A common criticism of college financial aid programs is that students get into trouble with student loans because they don’t understand the rules for those loans. There are many, many programs available to keep loans manageable and even forgive some loans. “There’s zero reason for anybody to default on a student loan,” said Paul Combe, the President and CEO of American Student Assistance, one of America’s largest student loan guarantors. “There are enough remedies in this program to save anybody.”
And yet students often don’t hear about these services.
Even, apparently, if they’re listening to Education Secretary Arne Duncan. Duncan is an enthusiastic user of new media. He recently wrote a fun piece for BuzzFeed outlining nine things every college student needs to know.
Items include “Beer Is Not A Major Food Group,” “Consider Becoming A Teacher” and “Keep An Open Mind And Make New Friends.” He also mentioned that “Student Loans Will Need To Be Repaid.”
He did not, however, let students know that a really, really important factor in addressing that last point might be the programs the Department of Education has available to help students pay those loans. He didn’t mention the existence of the Income Based Repayment or Pay As Your Earn programs, which allow graduates to service their loans based on their incomes and exist specifically to keep debt manageable, or any of the loan forgiveness programs available.
When Huffington Post education journalists asked why Duncan didn’t mention the programs, Cameron Brenchley, director of digital strategy for the Education Department, responded: “Always next time – particularly around graduation!”

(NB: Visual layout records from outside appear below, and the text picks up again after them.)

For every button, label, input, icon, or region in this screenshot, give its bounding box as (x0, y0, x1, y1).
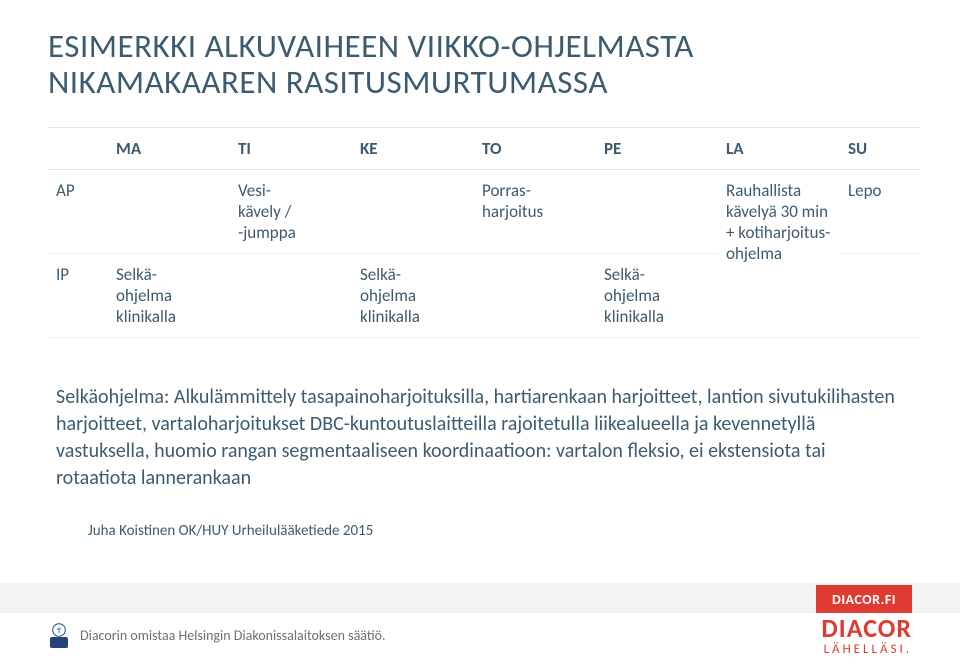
cell-ap-su: Lepo (840, 169, 920, 253)
cell-ip-to (474, 253, 596, 337)
cell-ap-ke (352, 169, 474, 253)
cell-ap-to: Porras-harjoitus (474, 169, 596, 253)
svg-text:✝: ✝ (56, 626, 63, 636)
col-ti: TI (230, 127, 352, 169)
row-label-ip: IP (48, 253, 108, 337)
brand-tagline: LÄHELLÄSI. (821, 642, 912, 657)
attribution-line: Juha Koistinen OK/HUY Urheilulääketiede … (88, 522, 912, 540)
col-la: LA (718, 127, 840, 169)
brand-logo-name: DIACOR (821, 612, 912, 644)
owner-line: ✝ Diacorin omistaa Helsingin Diakonissal… (48, 621, 386, 649)
col-to: TO (474, 127, 596, 169)
title-line-1: ESIMERKKI ALKUVAIHEEN VIIKKO-OHJELMASTA (48, 26, 694, 66)
cell-ap-ma (108, 169, 230, 253)
table-header-row: MA TI KE TO PE LA SU (48, 127, 920, 169)
col-su: SU (840, 127, 920, 169)
cell-ip-ma: Selkä-ohjelmaklinikalla (108, 253, 230, 337)
col-ke: KE (352, 127, 474, 169)
cell-ip-ti (230, 253, 352, 337)
table-row-ap: AP Vesi-kävely /-jumppa Porras-harjoitus… (48, 169, 920, 253)
cell-ip-su (840, 253, 920, 337)
cell-ip-ke: Selkä-ohjelmaklinikalla (352, 253, 474, 337)
col-pe: PE (596, 127, 718, 169)
col-ma: MA (108, 127, 230, 169)
cell-ip-pe: Selkä-ohjelmaklinikalla (596, 253, 718, 337)
brand-logo: DIACOR LÄHELLÄSI. (821, 612, 912, 657)
cell-ap-ti: Vesi-kävely /-jumppa (230, 169, 352, 253)
owner-text: Diacorin omistaa Helsingin Diakonissalai… (80, 627, 386, 644)
page-title: ESIMERKKI ALKUVAIHEEN VIIKKO-OHJELMASTA … (48, 28, 912, 101)
cell-ap-la: Rauhallistakävelyä 30 min+ kotiharjoitus… (718, 169, 840, 337)
description-paragraph: Selkäohjelma: Alkulämmittely tasapainoha… (48, 372, 912, 504)
brand-url-badge: DIACOR.FI (816, 585, 912, 613)
foundation-icon: ✝ (48, 621, 70, 649)
cell-ap-pe (596, 169, 718, 253)
row-label-ap: AP (48, 169, 108, 253)
schedule-table: MA TI KE TO PE LA SU AP Vesi-kävely /-ju… (48, 127, 920, 338)
title-line-2: NIKAMAKAAREN RASITUSMURTUMASSA (48, 62, 608, 102)
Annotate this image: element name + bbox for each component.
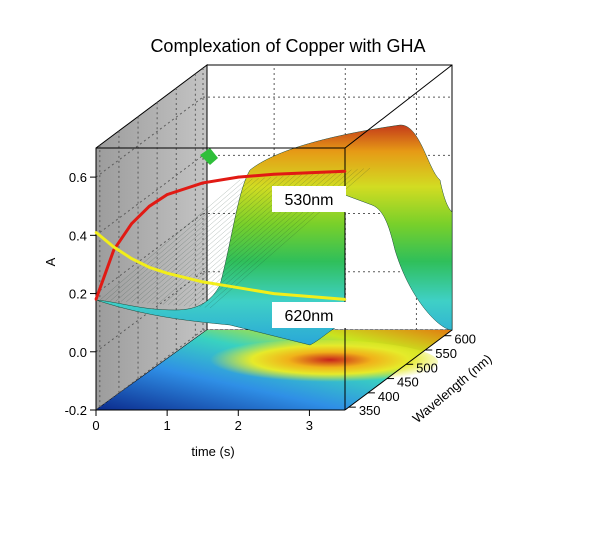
callout-620: 620nm: [272, 302, 346, 328]
floor-hotspot: [198, 340, 438, 384]
x-tick-label-2: 2: [235, 418, 242, 433]
series-0-point-8: [308, 171, 311, 175]
series-1-point-6: [236, 286, 240, 290]
callout-530-box: [272, 186, 346, 212]
chart-title: Complexation of Copper with GHA: [150, 36, 425, 56]
z-tick-label-4: -0.2: [65, 403, 87, 418]
mesh-line-7: [136, 175, 284, 303]
series-0-point-5: [201, 181, 205, 185]
series-0-point-7: [272, 172, 276, 176]
y-tick-label-4: 550: [435, 346, 457, 361]
z-tick-label-1: 0.4: [69, 228, 87, 243]
y-tick-label-2: 450: [397, 375, 419, 390]
mesh-line-4: [120, 177, 265, 302]
series-1-point-7: [272, 292, 276, 295]
y-tick-label-3: 500: [416, 360, 438, 375]
mesh-line-2: [110, 178, 253, 301]
series-1-point-4: [165, 271, 169, 275]
series-1-point-8: [308, 295, 311, 298]
x-tick-label-1: 1: [164, 418, 171, 433]
y-tick-label-5: 600: [454, 332, 476, 347]
callout-620-box: [272, 302, 346, 328]
y-tick-label-0: 350: [359, 403, 381, 418]
series-1-point-2: [130, 257, 133, 260]
callout-530: 530nm: [272, 186, 346, 212]
grid-line-side-4: [95, 329, 204, 411]
series-0-point-0: [94, 298, 98, 301]
mesh-line-5: [126, 177, 272, 303]
z-tick-label-3: 0.0: [69, 345, 87, 360]
series-0-point-3: [148, 204, 151, 208]
x-axis-label: time (s): [191, 444, 234, 459]
series-line-0: [94, 169, 346, 300]
series-1-point-5: [201, 280, 205, 284]
mesh-line-6: [131, 176, 278, 303]
z-tick-label-2: 0.2: [69, 287, 87, 302]
z-tick-label-0: 0.6: [69, 170, 87, 185]
mesh-line-0: [99, 179, 241, 301]
series-0-point-6: [236, 175, 240, 179]
mesh-line-3: [115, 178, 259, 302]
absorbance-surface: [95, 124, 453, 346]
top-right-edge: [344, 64, 453, 149]
z-axis-label: A: [43, 257, 58, 266]
grid-line-side-0: [95, 96, 204, 178]
y-tick-label-1: 400: [378, 389, 400, 404]
series-line-1: [95, 231, 346, 301]
callout-620-label: 620nm: [285, 308, 334, 325]
z-axis-ticks: 0.6 0.4 0.2 0.0 -0.2: [65, 170, 96, 418]
series-1-point-9: [343, 298, 347, 301]
series-0-point-2: [130, 222, 133, 225]
mesh-line-1: [105, 179, 247, 301]
mesh-line-8: [141, 175, 290, 304]
mesh-line-9: [147, 174, 296, 304]
series-0-point-1: [112, 248, 116, 252]
x-tick-label-0: 0: [92, 418, 99, 433]
x-axis-ticks: 0 1 2 3: [92, 410, 313, 433]
surface-ridge-peak: [200, 148, 218, 165]
x-tick-label-3: 3: [306, 418, 313, 433]
series-0-point-4: [165, 193, 169, 196]
series-group: [94, 169, 347, 301]
series-1-point-1: [112, 245, 116, 249]
series-1-point-0: [94, 231, 98, 234]
series-0-point-9: [343, 169, 347, 173]
series-1-point-3: [148, 266, 151, 269]
grid-line-side-1: [95, 154, 204, 236]
callout-530-label: 530nm: [285, 192, 334, 209]
bottom-right-edge: [344, 329, 453, 411]
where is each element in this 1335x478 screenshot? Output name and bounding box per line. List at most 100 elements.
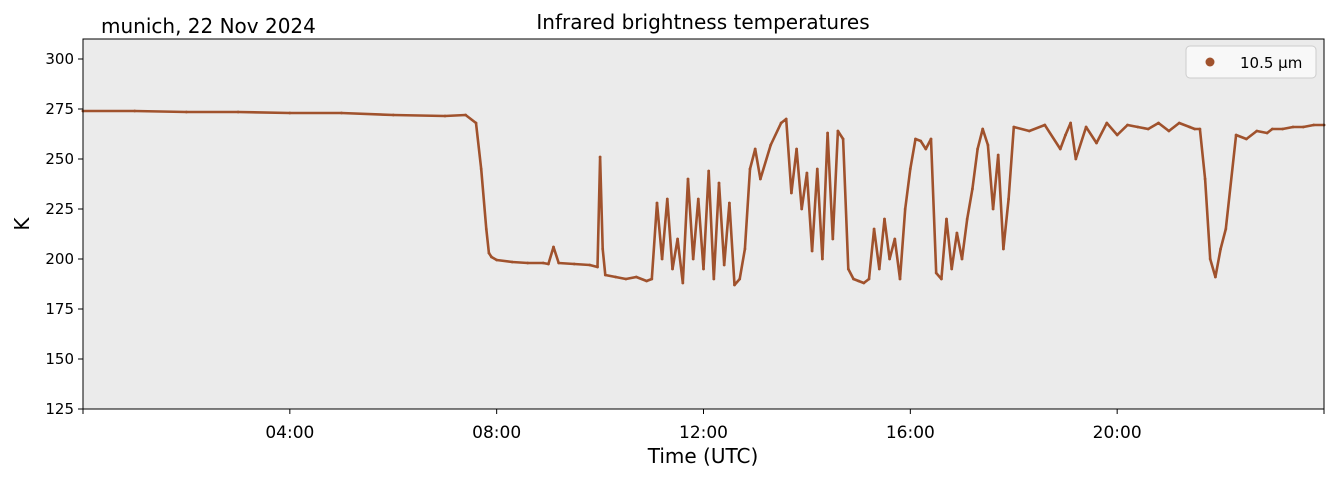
- data-point: [1136, 125, 1140, 129]
- data-point: [996, 153, 1000, 157]
- data-point: [1069, 121, 1072, 125]
- legend-box: [1185, 45, 1317, 79]
- data-point: [743, 247, 747, 251]
- data-point: [722, 263, 726, 267]
- data-point: [950, 267, 954, 271]
- data-point: [1301, 125, 1305, 129]
- data-point: [650, 277, 654, 281]
- legend-marker: [1205, 57, 1215, 67]
- data-point: [779, 121, 783, 125]
- data-point: [924, 147, 928, 151]
- data-point: [790, 191, 793, 195]
- y-tick-label: 225: [45, 200, 74, 218]
- data-point: [526, 261, 530, 265]
- data-point: [588, 263, 592, 267]
- data-point: [815, 167, 819, 171]
- data-point: [883, 217, 886, 221]
- data-point: [862, 281, 866, 285]
- data-point: [1177, 121, 1181, 125]
- data-point: [603, 273, 607, 277]
- data-point: [1095, 141, 1098, 145]
- data-point: [1255, 129, 1259, 133]
- data-point: [738, 277, 742, 281]
- data-point: [702, 267, 705, 271]
- data-point: [960, 257, 964, 261]
- data-point: [1002, 247, 1005, 251]
- data-point: [541, 261, 545, 265]
- y-tick-label: 175: [45, 300, 74, 318]
- data-point: [940, 277, 943, 281]
- data-point: [841, 137, 845, 141]
- data-point: [867, 277, 871, 281]
- y-tick-label: 200: [45, 250, 74, 268]
- y-axis-label: K: [10, 217, 34, 231]
- data-point: [1312, 123, 1316, 127]
- data-point: [903, 207, 907, 211]
- data-point: [1027, 129, 1031, 133]
- x-tick-label: 16:00: [886, 423, 935, 443]
- data-point: [934, 271, 938, 275]
- data-point: [1084, 125, 1088, 129]
- x-tick-label: 12:00: [679, 423, 728, 443]
- data-point: [557, 261, 561, 265]
- data-point: [784, 117, 788, 121]
- data-point: [1291, 125, 1295, 129]
- plot-area-background: [83, 39, 1324, 409]
- data-point: [1064, 133, 1067, 137]
- data-point: [696, 197, 700, 201]
- data-point: [898, 277, 902, 281]
- data-point: [598, 155, 602, 159]
- data-point: [1214, 275, 1217, 279]
- data-point: [1265, 131, 1269, 135]
- data-point: [665, 197, 669, 201]
- data-point: [236, 110, 240, 114]
- plot-area-frame: [82, 38, 1325, 410]
- data-point: [919, 139, 923, 143]
- x-tick-label: 20:00: [1093, 423, 1142, 443]
- data-point: [634, 275, 638, 279]
- data-point: [1012, 125, 1016, 129]
- data-point: [821, 257, 824, 261]
- data-point: [1043, 123, 1047, 127]
- data-point: [686, 177, 690, 181]
- data-point: [707, 169, 711, 173]
- data-point: [1219, 247, 1222, 251]
- data-point: [728, 201, 731, 205]
- data-point: [614, 275, 617, 279]
- chart-title: Infrared brightness temperatures: [536, 10, 869, 34]
- data-point: [810, 249, 814, 253]
- data-point: [971, 187, 974, 191]
- data-point: [1208, 257, 1212, 261]
- y-tick-label: 250: [45, 150, 74, 168]
- data-point: [893, 237, 897, 241]
- data-point: [914, 137, 917, 141]
- data-point: [1126, 123, 1129, 127]
- data-point: [929, 137, 933, 141]
- x-axis-ticks: 04:00 08:00 12:00 16:00 20:00: [82, 409, 1325, 443]
- data-point: [712, 277, 716, 281]
- data-point: [955, 231, 959, 235]
- data-point: [490, 255, 493, 259]
- chart-subtitle: munich, 22 Nov 2024: [101, 14, 316, 38]
- data-point: [1270, 127, 1274, 131]
- data-point: [945, 217, 948, 221]
- data-point: [800, 207, 804, 211]
- data-point: [769, 143, 773, 147]
- data-point: [601, 247, 605, 251]
- data-point: [660, 257, 664, 261]
- data-point: [572, 262, 576, 266]
- data-point: [391, 113, 395, 117]
- y-tick-label: 150: [45, 350, 74, 368]
- data-point: [1193, 127, 1197, 131]
- data-point: [976, 147, 979, 151]
- data-point: [1198, 127, 1202, 131]
- data-point: [965, 217, 969, 221]
- legend-label: 10.5 µm: [1240, 54, 1302, 72]
- data-point: [872, 227, 876, 231]
- data-point: [464, 113, 467, 117]
- x-tick-label: 04:00: [265, 423, 314, 443]
- data-point: [596, 265, 599, 269]
- data-point: [826, 131, 829, 135]
- data-point: [681, 281, 685, 285]
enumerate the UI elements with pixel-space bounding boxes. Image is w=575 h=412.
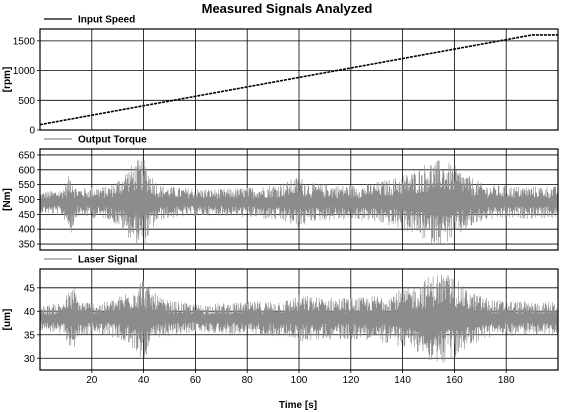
series-line — [39, 274, 559, 363]
x-tick-label: 100 — [291, 375, 308, 386]
y-tick-label: 30 — [24, 354, 36, 365]
legend-box — [41, 14, 151, 25]
x-axis-label: Time [s] — [279, 400, 317, 411]
y-tick-label: 35 — [24, 330, 36, 341]
y-axis-label: [rpm] — [2, 67, 13, 93]
y-tick-label: 500 — [18, 96, 35, 107]
series-line — [39, 157, 559, 246]
y-tick-label: 400 — [18, 225, 35, 236]
legend-label: Output Torque — [78, 135, 147, 146]
x-tick-label: 160 — [446, 375, 463, 386]
y-tick-label: 45 — [24, 283, 36, 294]
y-tick-label: 450 — [18, 210, 35, 221]
y-tick-label: 40 — [24, 307, 36, 318]
y-axis-label: [Nm] — [2, 188, 13, 211]
y-tick-label: 500 — [18, 195, 35, 206]
output-torque-panel: 350 400 450 500 550 600 650 [Nm] Output Torque — [2, 134, 559, 251]
y-tick-label: 1000 — [13, 66, 36, 77]
legend-label: Input Speed — [78, 15, 135, 26]
y-tick-label: 650 — [18, 150, 35, 161]
y-tick-label: 550 — [18, 180, 35, 191]
x-tick-label: 40 — [138, 375, 150, 386]
y-tick-label: 600 — [18, 165, 35, 176]
legend-box — [41, 254, 151, 265]
y-tick-label: 350 — [18, 240, 35, 251]
x-tick-label: 80 — [242, 375, 254, 386]
figure-title: Measured Signals Analyzed — [202, 1, 373, 16]
x-tick-label: 60 — [190, 375, 202, 386]
plot-frame — [39, 28, 559, 131]
legend-box — [41, 134, 151, 145]
x-tick-label: 20 — [86, 375, 98, 386]
x-tick-label: 120 — [342, 375, 359, 386]
laser-signal-panel: 30 35 40 45 [um] Laser Signal — [2, 254, 559, 371]
y-tick-label: 1500 — [13, 36, 36, 47]
y-tick-label: 0 — [29, 126, 35, 137]
series-line — [39, 34, 558, 126]
legend-label: Laser Signal — [78, 255, 138, 266]
x-tick-label: 140 — [394, 375, 411, 386]
x-axis-ticks: 20 40 60 80 100 120 140 160 180 — [86, 370, 515, 386]
y-axis-label: [um] — [2, 309, 13, 331]
input-speed-panel: 0 500 1000 1500 [rpm] Input Speed — [2, 14, 559, 137]
x-tick-label: 180 — [498, 375, 515, 386]
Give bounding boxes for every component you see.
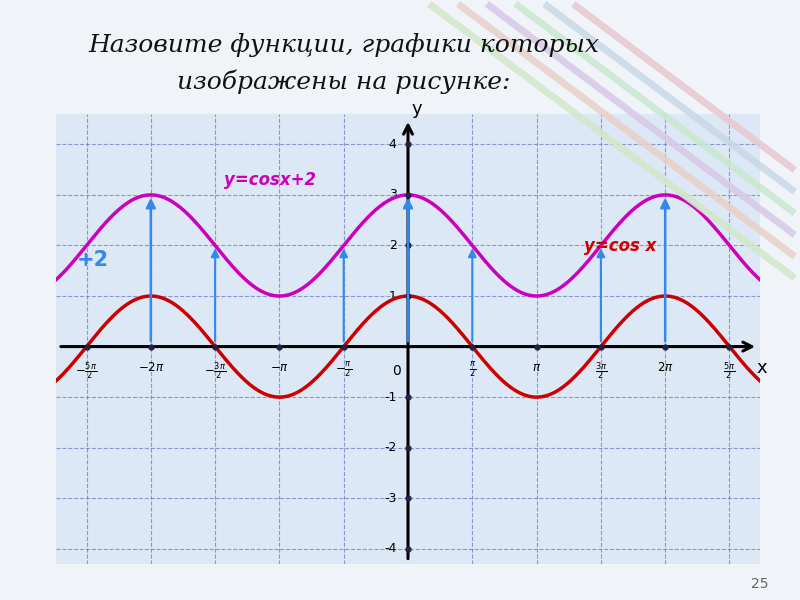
Text: $\frac{3\pi}{2}$: $\frac{3\pi}{2}$ [594, 361, 607, 382]
Text: y=cosx+2: y=cosx+2 [224, 171, 316, 189]
Text: y=cos x: y=cos x [584, 236, 656, 254]
Text: -4: -4 [384, 542, 397, 556]
Text: 0: 0 [392, 364, 401, 378]
Text: $-2\pi$: $-2\pi$ [138, 361, 164, 374]
Text: 4: 4 [389, 138, 397, 151]
Text: $\frac{\pi}{2}$: $\frac{\pi}{2}$ [469, 361, 476, 380]
Text: $-\frac{5\pi}{2}$: $-\frac{5\pi}{2}$ [75, 361, 98, 382]
Text: -2: -2 [384, 441, 397, 454]
Text: x: x [757, 359, 767, 377]
Text: Назовите функции, графики которых: Назовите функции, графики которых [89, 33, 599, 57]
Text: 25: 25 [750, 577, 768, 591]
Text: $-\frac{3\pi}{2}$: $-\frac{3\pi}{2}$ [204, 361, 226, 382]
Text: $\pi$: $\pi$ [532, 361, 542, 374]
Text: y: y [412, 100, 422, 118]
Text: изображены на рисунке:: изображены на рисунке: [178, 69, 510, 94]
Text: $-\frac{\pi}{2}$: $-\frac{\pi}{2}$ [335, 361, 352, 380]
Text: +2: +2 [77, 250, 109, 269]
Text: $\frac{5\pi}{2}$: $\frac{5\pi}{2}$ [723, 361, 736, 382]
Text: 2: 2 [389, 239, 397, 252]
Text: 3: 3 [389, 188, 397, 202]
Text: -3: -3 [384, 492, 397, 505]
Text: $2\pi$: $2\pi$ [657, 361, 674, 374]
Text: $-\pi$: $-\pi$ [270, 361, 289, 374]
Text: -1: -1 [384, 391, 397, 404]
Text: 1: 1 [389, 290, 397, 302]
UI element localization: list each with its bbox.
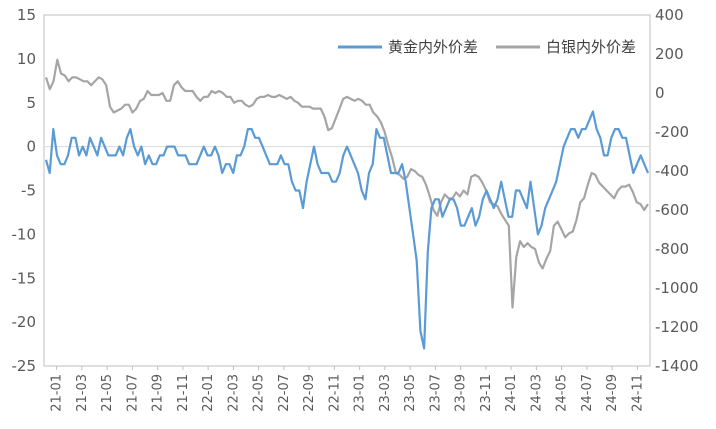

This came one day after the Consumer Financial Protection Bureau bemoaned the fact that college graduates failed to take advantage of loan forgives and repayment options “because the programs are overly complicated and often confusing,” according to the Huffington Post.
Yes, there is “always next time,” but let’s not wait around until graduation to publicize this one. These are some of the most promising programs the Department of Education has available to heavily indebted students. Mention these things early and often.